Chants en l'honneur des vainqueurs des Grands Jeux
: Les Épinicies
Nous possédons encore 14 Olympiques , 12 Pythiques
, 8 Isthmiques et 11 Néméennes ainsi que quelques fragments
et quelques Péans.
Ces Odes triomphales étaient destinées
à célébrer une victoire aux Jeux. Chez Pindare
l'éloge du vainqueur est éclipsé par l'éloge
de sa famille et de sa cité. La fête qui célébrait
le vainqueur était une fête familiale et nationale: elle
devient par le fait même une fête religieuse.
D'une manière générale le poète
évoque le souvenir des ancêtres du vainqueur qui ont pu
s'illustrer aux Jeux , il loue les qualités morales des vainqueurs
. Mais le poème se développe par l'évocation de
récits mythiques, en rapport avec les circonstances. Et ce récit
éclipse parfois le simple éloge du vainqueur.
Un aspect majeur est l'introduction de sentences morales
qui donnent une dignité religieuse à l'hymne. Toute évocation
mythologique est source d'une leçon, comme l'admirable sentence
:
" N'aspire pas, ô mon âme à
la vie immortelle
Mais épuise le champ du possible..." (Pythiques 3,110)
On a souvent souligné le caractère "aristocratique"

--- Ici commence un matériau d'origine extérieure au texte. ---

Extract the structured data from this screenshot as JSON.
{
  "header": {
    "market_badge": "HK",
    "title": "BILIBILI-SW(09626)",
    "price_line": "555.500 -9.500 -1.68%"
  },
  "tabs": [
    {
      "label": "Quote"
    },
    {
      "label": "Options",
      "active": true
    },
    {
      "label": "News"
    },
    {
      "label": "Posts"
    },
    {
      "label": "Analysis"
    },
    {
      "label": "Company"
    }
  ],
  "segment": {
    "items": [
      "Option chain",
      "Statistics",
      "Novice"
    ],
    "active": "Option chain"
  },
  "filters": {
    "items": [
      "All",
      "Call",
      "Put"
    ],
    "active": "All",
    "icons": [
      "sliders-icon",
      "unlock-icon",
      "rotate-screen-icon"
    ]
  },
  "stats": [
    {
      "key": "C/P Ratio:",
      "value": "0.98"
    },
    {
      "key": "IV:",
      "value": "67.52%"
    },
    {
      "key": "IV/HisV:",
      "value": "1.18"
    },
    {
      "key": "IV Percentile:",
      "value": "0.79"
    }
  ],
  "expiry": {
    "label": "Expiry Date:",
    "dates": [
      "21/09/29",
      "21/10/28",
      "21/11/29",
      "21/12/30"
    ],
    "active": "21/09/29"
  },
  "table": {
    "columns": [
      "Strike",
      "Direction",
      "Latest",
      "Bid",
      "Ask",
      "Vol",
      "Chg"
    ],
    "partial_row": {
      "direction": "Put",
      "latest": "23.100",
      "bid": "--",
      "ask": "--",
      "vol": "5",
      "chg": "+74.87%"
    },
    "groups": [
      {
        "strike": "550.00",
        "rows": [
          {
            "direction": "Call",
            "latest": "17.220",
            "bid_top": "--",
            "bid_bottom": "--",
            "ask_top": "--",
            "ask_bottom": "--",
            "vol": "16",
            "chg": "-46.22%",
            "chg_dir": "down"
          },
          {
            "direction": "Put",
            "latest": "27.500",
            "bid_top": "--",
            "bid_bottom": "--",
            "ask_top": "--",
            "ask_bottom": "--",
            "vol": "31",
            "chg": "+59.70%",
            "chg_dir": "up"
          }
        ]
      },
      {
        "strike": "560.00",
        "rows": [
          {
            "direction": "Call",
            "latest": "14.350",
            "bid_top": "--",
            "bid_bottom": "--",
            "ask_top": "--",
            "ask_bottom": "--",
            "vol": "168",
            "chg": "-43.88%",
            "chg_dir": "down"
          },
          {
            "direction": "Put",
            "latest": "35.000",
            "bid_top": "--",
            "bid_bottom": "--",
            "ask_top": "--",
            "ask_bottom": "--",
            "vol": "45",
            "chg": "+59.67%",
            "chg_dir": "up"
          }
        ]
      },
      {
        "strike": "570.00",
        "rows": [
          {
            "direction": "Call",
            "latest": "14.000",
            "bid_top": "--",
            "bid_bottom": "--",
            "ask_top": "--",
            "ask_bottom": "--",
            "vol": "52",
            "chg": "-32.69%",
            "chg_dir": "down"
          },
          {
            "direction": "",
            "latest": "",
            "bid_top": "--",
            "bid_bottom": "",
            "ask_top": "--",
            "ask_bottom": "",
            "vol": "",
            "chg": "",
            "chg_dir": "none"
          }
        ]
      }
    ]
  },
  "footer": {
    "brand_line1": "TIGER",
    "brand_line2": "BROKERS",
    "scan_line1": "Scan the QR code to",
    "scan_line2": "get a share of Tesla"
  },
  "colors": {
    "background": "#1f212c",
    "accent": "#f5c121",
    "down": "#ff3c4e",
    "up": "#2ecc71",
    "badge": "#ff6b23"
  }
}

des Odes. La pensée de Pindare se fonde sur quelques convictions
très fermes:
- La religion est l'explication de tout :"Pour
moi, il n'est point de merveille qui me paraisse incroyable, quand elle
est l'œuvre des dieux".
- Les dieux gagnent en dignité par rapport à
Homère : ils ont la beauté, la force, l'immortalité,
mais aussi la science de toutes choses. Trois dieux ont ses préférences,
Zeus, le maître de tout, Apollon, le dieu de Delphes, inspirateur
de la poésie, et Héraclès, symbole des vertus athlétiques.

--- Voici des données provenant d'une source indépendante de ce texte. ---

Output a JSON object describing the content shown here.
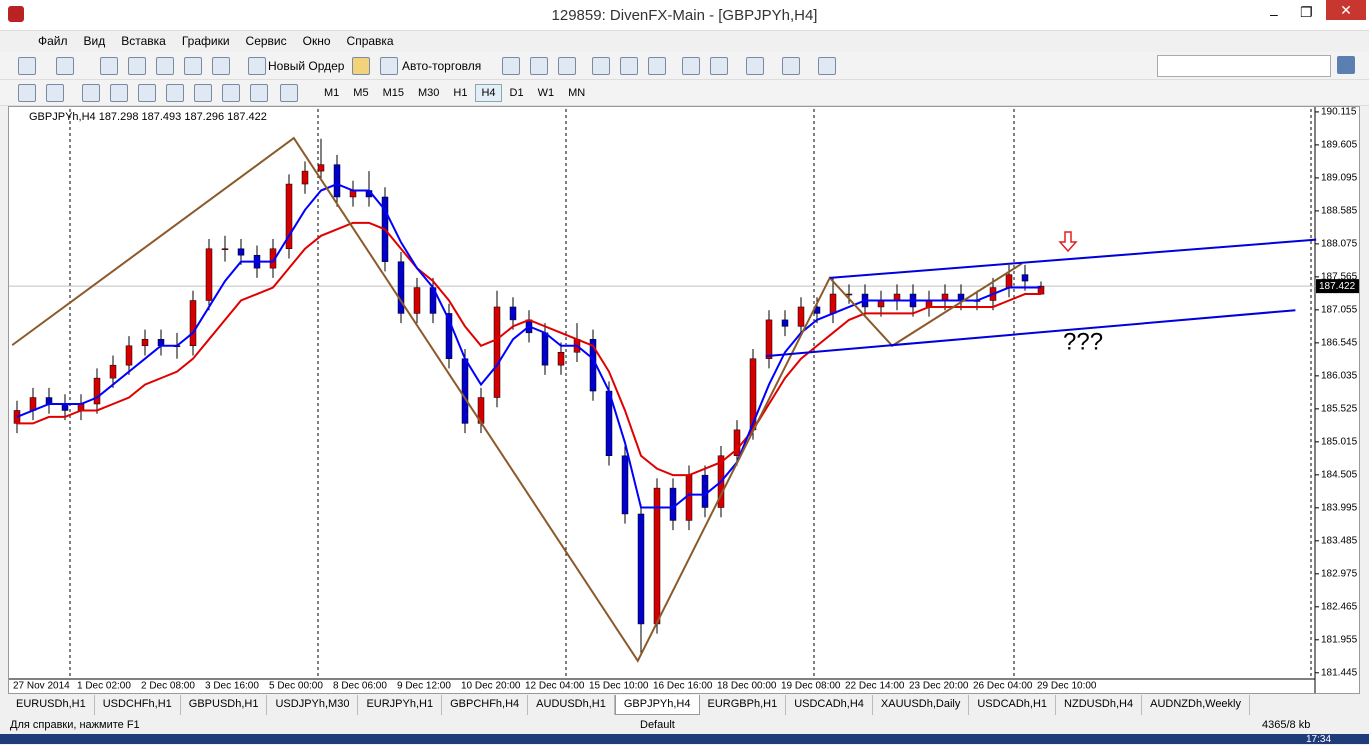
{
  "window": {
    "title": "129859: DivenFX-Main - [GBPJPYh,H4]"
  },
  "menu": [
    "Файл",
    "Вид",
    "Вставка",
    "Графики",
    "Сервис",
    "Окно",
    "Справка"
  ],
  "toolbar": {
    "new_order": "Новый Ордер",
    "autotrading": "Авто-торговля"
  },
  "timeframes": [
    "M1",
    "M5",
    "M15",
    "M30",
    "H1",
    "H4",
    "D1",
    "W1",
    "MN"
  ],
  "active_timeframe": 5,
  "chart": {
    "type": "candlestick",
    "info": "GBPJPYh,H4  187.298 187.493 187.296 187.422",
    "ylim": [
      181.38,
      190.16
    ],
    "yticks": [
      190.115,
      189.605,
      189.095,
      188.585,
      188.075,
      187.565,
      187.055,
      186.545,
      186.035,
      185.525,
      185.015,
      184.505,
      183.995,
      183.485,
      182.975,
      182.465,
      181.955,
      181.445
    ],
    "current_price": 187.422,
    "up_color": "#d40000",
    "down_color": "#0000c8",
    "time_labels": [
      "27 Nov 2014",
      "1 Dec 02:00",
      "2 Dec 08:00",
      "3 Dec 16:00",
      "5 Dec 00:00",
      "8 Dec 06:00",
      "9 Dec 12:00",
      "10 Dec 20:00",
      "12 Dec 04:00",
      "15 Dec 10:00",
      "16 Dec 16:00",
      "18 Dec 00:00",
      "19 Dec 08:00",
      "22 Dec 14:00",
      "23 Dec 20:00",
      "26 Dec 04:00",
      "29 Dec 10:00"
    ],
    "candles": [
      [
        185.3,
        185.65,
        185.15,
        185.5
      ],
      [
        185.5,
        185.85,
        185.35,
        185.7
      ],
      [
        185.7,
        185.85,
        185.45,
        185.6
      ],
      [
        185.6,
        185.75,
        185.35,
        185.5
      ],
      [
        185.5,
        185.75,
        185.35,
        185.6
      ],
      [
        185.6,
        186.15,
        185.45,
        186.0
      ],
      [
        186.0,
        186.35,
        185.85,
        186.2
      ],
      [
        186.2,
        186.65,
        186.05,
        186.5
      ],
      [
        186.5,
        186.75,
        186.35,
        186.6
      ],
      [
        186.6,
        186.75,
        186.35,
        186.5
      ],
      [
        186.5,
        186.7,
        186.3,
        186.5
      ],
      [
        186.5,
        187.35,
        186.35,
        187.2
      ],
      [
        187.2,
        188.15,
        187.05,
        188.0
      ],
      [
        188.0,
        188.2,
        187.8,
        188.0
      ],
      [
        188.0,
        188.15,
        187.75,
        187.9
      ],
      [
        187.9,
        188.05,
        187.55,
        187.7
      ],
      [
        187.7,
        188.15,
        187.55,
        188.0
      ],
      [
        188.0,
        189.15,
        187.85,
        189.0
      ],
      [
        189.0,
        189.35,
        188.85,
        189.2
      ],
      [
        189.2,
        189.7,
        189.05,
        189.3
      ],
      [
        189.3,
        189.45,
        188.65,
        188.8
      ],
      [
        188.8,
        189.05,
        188.65,
        188.9
      ],
      [
        188.9,
        189.2,
        188.65,
        188.8
      ],
      [
        188.8,
        188.95,
        187.65,
        187.8
      ],
      [
        187.8,
        187.95,
        186.85,
        187.0
      ],
      [
        187.0,
        187.55,
        186.85,
        187.4
      ],
      [
        187.4,
        187.55,
        186.85,
        187.0
      ],
      [
        187.0,
        187.15,
        186.15,
        186.3
      ],
      [
        186.3,
        186.45,
        185.15,
        185.3
      ],
      [
        185.3,
        185.85,
        185.15,
        185.7
      ],
      [
        185.7,
        187.35,
        185.55,
        187.1
      ],
      [
        187.1,
        187.25,
        186.75,
        186.9
      ],
      [
        186.9,
        187.05,
        186.55,
        186.7
      ],
      [
        186.7,
        186.85,
        186.05,
        186.2
      ],
      [
        186.2,
        186.55,
        186.05,
        186.4
      ],
      [
        186.4,
        186.85,
        186.25,
        186.6
      ],
      [
        186.6,
        186.75,
        185.65,
        185.8
      ],
      [
        185.8,
        185.95,
        184.65,
        184.8
      ],
      [
        184.8,
        184.95,
        183.75,
        183.9
      ],
      [
        183.9,
        184.05,
        181.75,
        182.2
      ],
      [
        182.2,
        184.45,
        182.05,
        184.3
      ],
      [
        184.3,
        184.45,
        183.65,
        183.8
      ],
      [
        183.8,
        184.65,
        183.65,
        184.5
      ],
      [
        184.5,
        184.65,
        183.85,
        184.0
      ],
      [
        184.0,
        184.95,
        183.85,
        184.8
      ],
      [
        184.8,
        185.35,
        184.65,
        185.2
      ],
      [
        185.2,
        186.45,
        185.05,
        186.3
      ],
      [
        186.3,
        187.05,
        186.15,
        186.9
      ],
      [
        186.9,
        187.05,
        186.65,
        186.8
      ],
      [
        186.8,
        187.25,
        186.65,
        187.1
      ],
      [
        187.1,
        187.25,
        186.85,
        187.0
      ],
      [
        187.0,
        187.55,
        186.85,
        187.3
      ],
      [
        187.3,
        187.45,
        187.15,
        187.3
      ],
      [
        187.3,
        187.45,
        186.95,
        187.1
      ],
      [
        187.1,
        187.35,
        186.95,
        187.2
      ],
      [
        187.2,
        187.45,
        187.05,
        187.3
      ],
      [
        187.3,
        187.45,
        186.95,
        187.1
      ],
      [
        187.1,
        187.35,
        186.95,
        187.2
      ],
      [
        187.2,
        187.45,
        187.05,
        187.3
      ],
      [
        187.3,
        187.45,
        187.05,
        187.2
      ],
      [
        187.2,
        187.35,
        187.05,
        187.2
      ],
      [
        187.2,
        187.55,
        187.05,
        187.4
      ],
      [
        187.4,
        187.75,
        187.25,
        187.6
      ],
      [
        187.6,
        187.75,
        187.35,
        187.5
      ],
      [
        187.298,
        187.493,
        187.296,
        187.422
      ]
    ],
    "ma_fast": {
      "color": "#0000ff",
      "values": [
        185.4,
        185.5,
        185.6,
        185.6,
        185.6,
        185.7,
        185.9,
        186.1,
        186.3,
        186.5,
        186.5,
        186.7,
        187.1,
        187.5,
        187.8,
        187.8,
        187.8,
        188.2,
        188.6,
        188.9,
        189.0,
        188.9,
        188.9,
        188.6,
        188.1,
        187.7,
        187.4,
        186.9,
        186.3,
        185.9,
        186.2,
        186.6,
        186.8,
        186.7,
        186.5,
        186.5,
        186.3,
        185.8,
        185.0,
        184.0,
        184.0,
        184.0,
        184.2,
        184.2,
        184.4,
        184.7,
        185.3,
        185.9,
        186.4,
        186.7,
        186.9,
        187.0,
        187.1,
        187.2,
        187.2,
        187.2,
        187.2,
        187.2,
        187.2,
        187.2,
        187.2,
        187.3,
        187.4,
        187.4,
        187.4
      ]
    },
    "ma_slow": {
      "color": "#e00000",
      "values": [
        185.3,
        185.3,
        185.4,
        185.4,
        185.5,
        185.5,
        185.6,
        185.7,
        185.9,
        186.0,
        186.1,
        186.3,
        186.6,
        186.9,
        187.2,
        187.3,
        187.4,
        187.7,
        188.0,
        188.2,
        188.3,
        188.4,
        188.4,
        188.3,
        188.0,
        187.7,
        187.5,
        187.2,
        186.8,
        186.5,
        186.6,
        186.8,
        186.9,
        186.8,
        186.7,
        186.6,
        186.5,
        186.1,
        185.5,
        184.8,
        184.6,
        184.5,
        184.5,
        184.6,
        184.7,
        184.9,
        185.2,
        185.6,
        186.0,
        186.3,
        186.5,
        186.7,
        186.9,
        187.0,
        187.0,
        187.0,
        187.0,
        187.1,
        187.1,
        187.1,
        187.1,
        187.1,
        187.2,
        187.3,
        187.3
      ]
    },
    "zigzag": {
      "color": "#8b5a2b",
      "x": [
        -0.3,
        17.3,
        38.8,
        50.8,
        54.7,
        62.8
      ],
      "values": [
        186.51,
        189.71,
        181.63,
        187.55,
        186.5,
        187.77
      ]
    },
    "channel": {
      "color": "#0000dd",
      "lines": [
        {
          "x": [
            50.8,
            81.2
          ],
          "values": [
            187.55,
            188.14
          ]
        },
        {
          "x": [
            46.8,
            79.9
          ],
          "values": [
            186.34,
            187.05
          ]
        }
      ]
    },
    "annotation": "???"
  },
  "tabs": [
    "EURUSDh,H1",
    "USDCHFh,H1",
    "GBPUSDh,H1",
    "USDJPYh,M30",
    "EURJPYh,H1",
    "GBPCHFh,H4",
    "AUDUSDh,H1",
    "GBPJPYh,H4",
    "EURGBPh,H1",
    "USDCADh,H4",
    "XAUUSDh,Daily",
    "USDCADh,H1",
    "NZDUSDh,H4",
    "AUDNZDh,Weekly"
  ],
  "active_tab": 7,
  "status": {
    "help": "Для справки, нажмите F1",
    "profile": "Default",
    "traffic": "4365/8 kb"
  },
  "clock": "17:34"
}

- "Il y a la race des hommes, il y a la race des
dieux. Certes, la même mère (la Terre) a donné souffle
à eux comme à nous; mais ce qui nous sépare, c'est
que la toute puissance leur a été attribuée, l'homme
n'étant que néant." Le bonheur et la continuité
du bonheur dans les familles viennent des dieux. L'homme doit être
mesuré dans tous ses désirs, et garder la conscience de
sa faiblesse.
- Pindare reste enfin fidèle au vieil idéal
de l'"eunomia" = le bon ordre.
Les poèmes illustrent le genre du "lyrisme
choral" : ils étaient faits pour être chantés,
avec accompagnement de musique. Toute la complexité des poèmes
de Pindare vient de cette origine : point de logique ordinaire dans
ces poèmes où le chant vole d'un sujet à l'autre.
Cependant l'ordonnance générale se dégage d'autant
mieux que nous pouvons comprendre les allusions du poète. La
langue du lyrisme choral est le dorien. Sa versification très
complexe est souple et variée. Le mouvement de ses poèmes
semble toujours empreint de majesté.